New Jersey Herald: Local Opinion: Waves of refugees: Why we need a "complete' plan for the Middle East
By Rodney Frelinghuysen
For decades, the Middle East has been the scene of a horrendous human suffering. However, there is another "slow motion" humanitarian disaster unfolding there, beyond the gaze of the media and the general public: Millions upon millions of residents fleeing to escape rampant sectarian violence in their home countries, including a civil war in Syria that has claimed over a quarter-million lives, Christians and Muslims alike.
The numbers are staggering. On average, 42,500 people were displaced every day in 2014.
About 7.6 million Syrians are taking to the road within their own country, and 3.88 million have become refugees. They have fled to neighboring Iraq, Jordan, Lebanon, Turkey and Egypt, putting incredible pressure on the resources, infrastructure and economy of these host nations, leading to political instability. In fact, this month, the U.N. named Syria the largest global source of refugees, replacing Afghanistan, which had led the world for 30 years.
But the Syrian slaughter is not the only source of the refugee tide in the Middle East. According to the International Organization for Migration, 2.4 million persons have fled their homes in Iraq due to pressure or fear of the Islamic State in Iraq and the Levant (ISIL), al Qaeda and the Syrian military. Another 200,000 men, women and children left the country altogether.
While conflicts in Afghanistan, Yemen and various regions in Africa have been major sources of displacement, the Mediterranean seems to be the new focal point of a growing human tide as residents escape brutal sectarian violence by boat, by raft or by "zombie ships," abandoned by their crews. Increasing numbers of Africans are fleeing through lawless Libya and onto the Mediterranean Sea for a dangerous passage to Europe.
On a recent weekend, the Italian Coast Guard reported pulling 700 migrants off deflating rafts in the Mediterranean Sea. A few weeks before that, coast guardsmen plucked 274 migrants from a ship in the Mediterranean, just a day after another 300 rescued people arrived in a port in Sicily. And then there have been stories of Christians being singled out and hurled overboard other boats and rafts.
When it chooses to report, the media refers to the victims of these tragedies as "migrants," but let us face facts: These desperate people are casualties from intolerant religious violence, unrelenting civil wars and an explosion of terrorism. Many are subject to horrific abuse, including sexual and other forms of human trafficking.

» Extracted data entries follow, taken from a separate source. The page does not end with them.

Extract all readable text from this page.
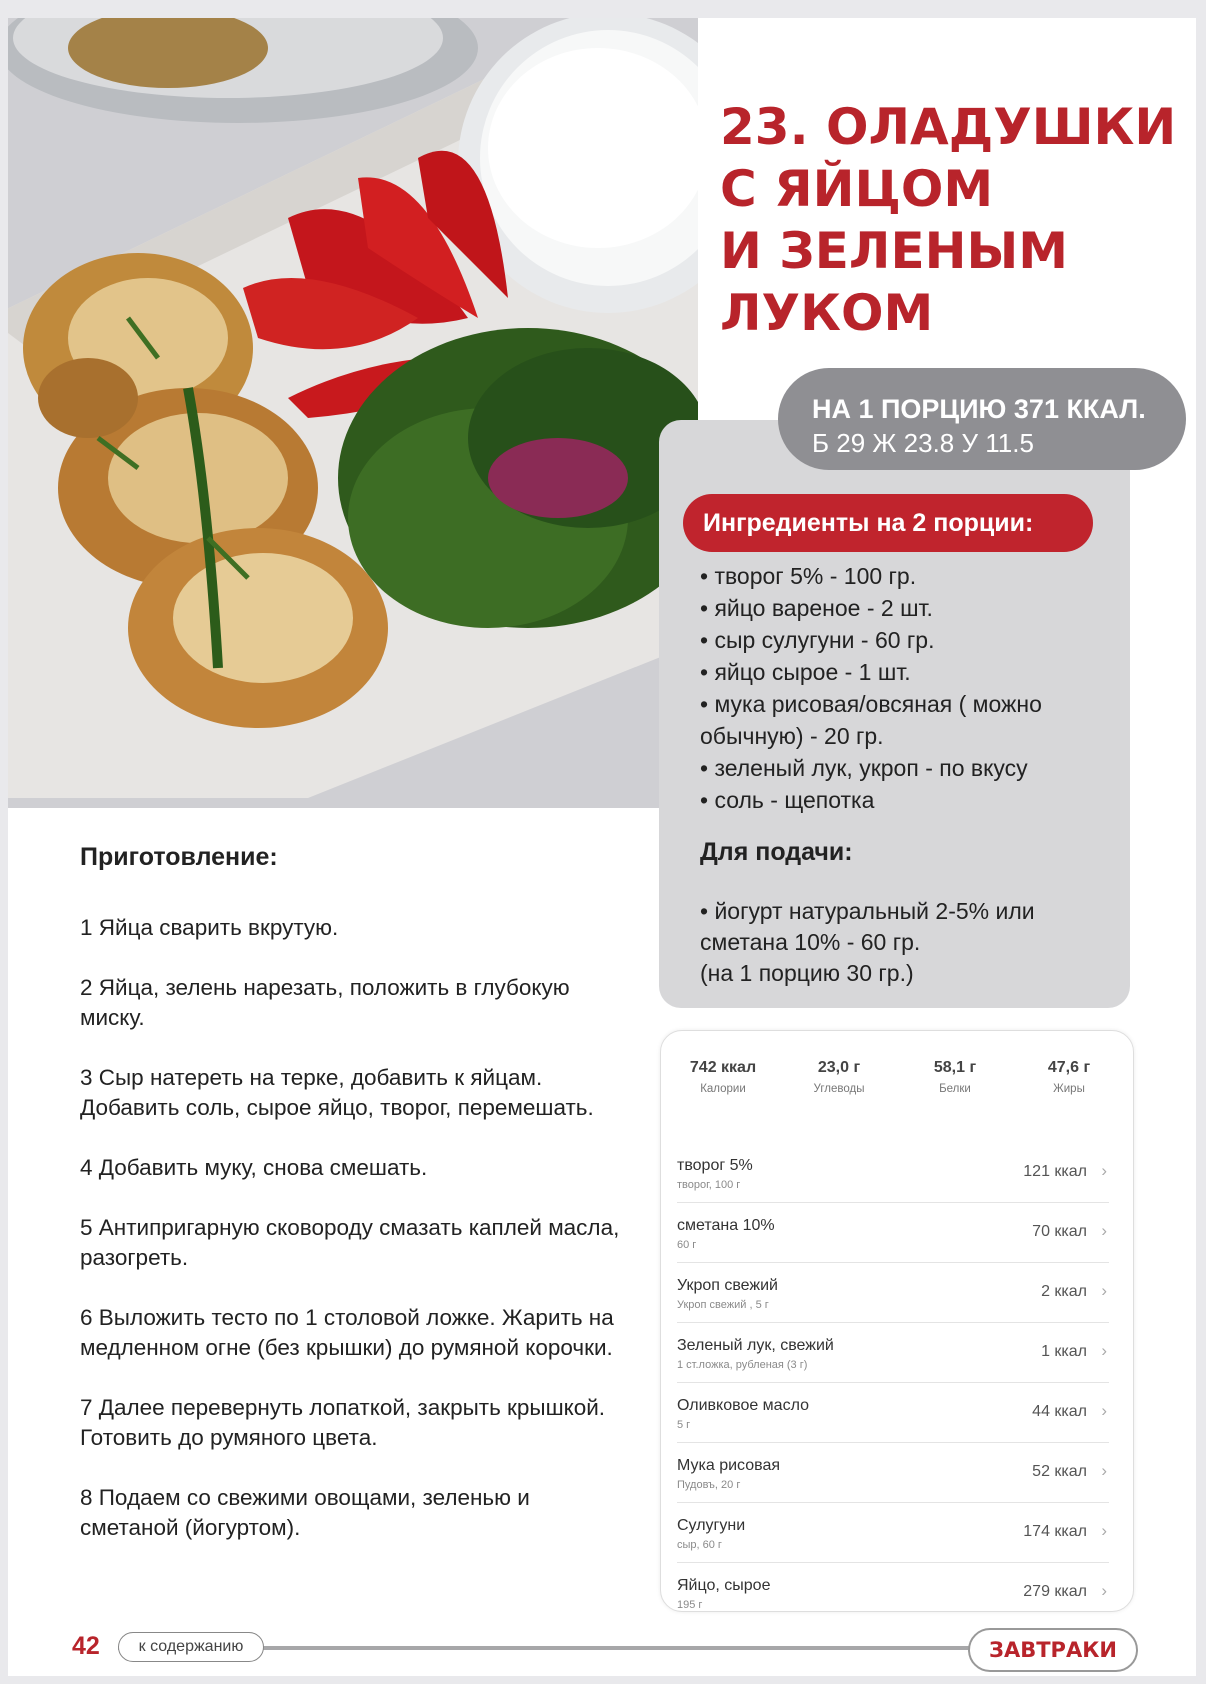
23. ОЛАДУШКИ
С ЯЙЦОМ
И ЗЕЛЕНЫМ
ЛУКОМ
НА 1 ПОРЦИЮ 371 ККАЛ.
Б 29 Ж 23.8 У 11.5
Ингредиенты на 2 порции:
• творог 5% - 100 гр.
• яйцо вареное - 2 шт.
• сыр сулугуни - 60 гр.
• яйцо сырое - 1 шт.
• мука рисовая/овсяная ( можно обычную) - 20 гр.
• зеленый лук, укроп - по вкусу
• соль - щепотка
Для подачи:
• йогурт натуральный 2-5% или сметана 10% - 60 гр.
(на 1 порцию 30 гр.)
Приготовление:
1 Яйца сварить вкрутую.
2 Яйца, зелень нарезать, положить в глубокую миску.
3 Сыр натереть на терке, добавить к яйцам. Добавить соль, сырое яйцо, творог, перемешать.
4 Добавить муку, снова смешать.
5 Антипригарную сковороду смазать каплей масла, разогреть.
6 Выложить тесто по 1 столовой ложке. Жарить на медленном огне (без крышки) до румяной корочки.
7 Далее перевернуть лопаткой, закрыть крышкой. Готовить до румяного цвета.
8 Подаем со свежими овощами, зеленью и сметаной (йогуртом).
742 ккал
Калории
23,0 г
Углеводы
58,1 г
Белки
47,6 г
Жиры
творог 5%
творог, 100 г
121 ккал ›
сметана 10%
60 г
70 ккал ›
Укроп свежий
Укроп свежий , 5 г
2 ккал ›
Зеленый лук, свежий
1 ст.ложка, рубленая (3 г)
1 ккал ›
Оливковое масло
5 г
44 ккал ›
Мука рисовая
Пудовъ, 20 г
52 ккал ›
Сулугуни
сыр, 60 г
174 ккал ›
Яйцо, сырое
195 г
279 ккал ›
42	к содержанию	ЗАВТРАКИ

Confronting recent tragedies, European leaders say they will take strong new measures to halt the flow of refugees, cracking down on smugglers' boats before they leave port, rather than on the high seas.
This plan of action, if fully implemented, may save some lives in the coming months. But the real solution must be to diminish the conditions that led these refugees to flee in the first place.
In Syria, the Obama Administration still insists its goal is to remove Assad, but we have done little to change conditions on the ground. In Iraq, we have sent a limited number of military advisers under constrained rules of engagement. The results have been predictably weak. Nothing we have done has stemmed the tide of fleeing men, women and children
Tragically, the Obama Administration has shown no inclination to develop a "complete" plan with our allies to dampen the Islamist and sectarian violence that are tearing the Middle East and Mediterranean apart.
While the United States and our partners hesitate and vacillate, we may be on the verge of a dangerous new age of mass displacement -- an age that threatens even more conflict and more human suffering.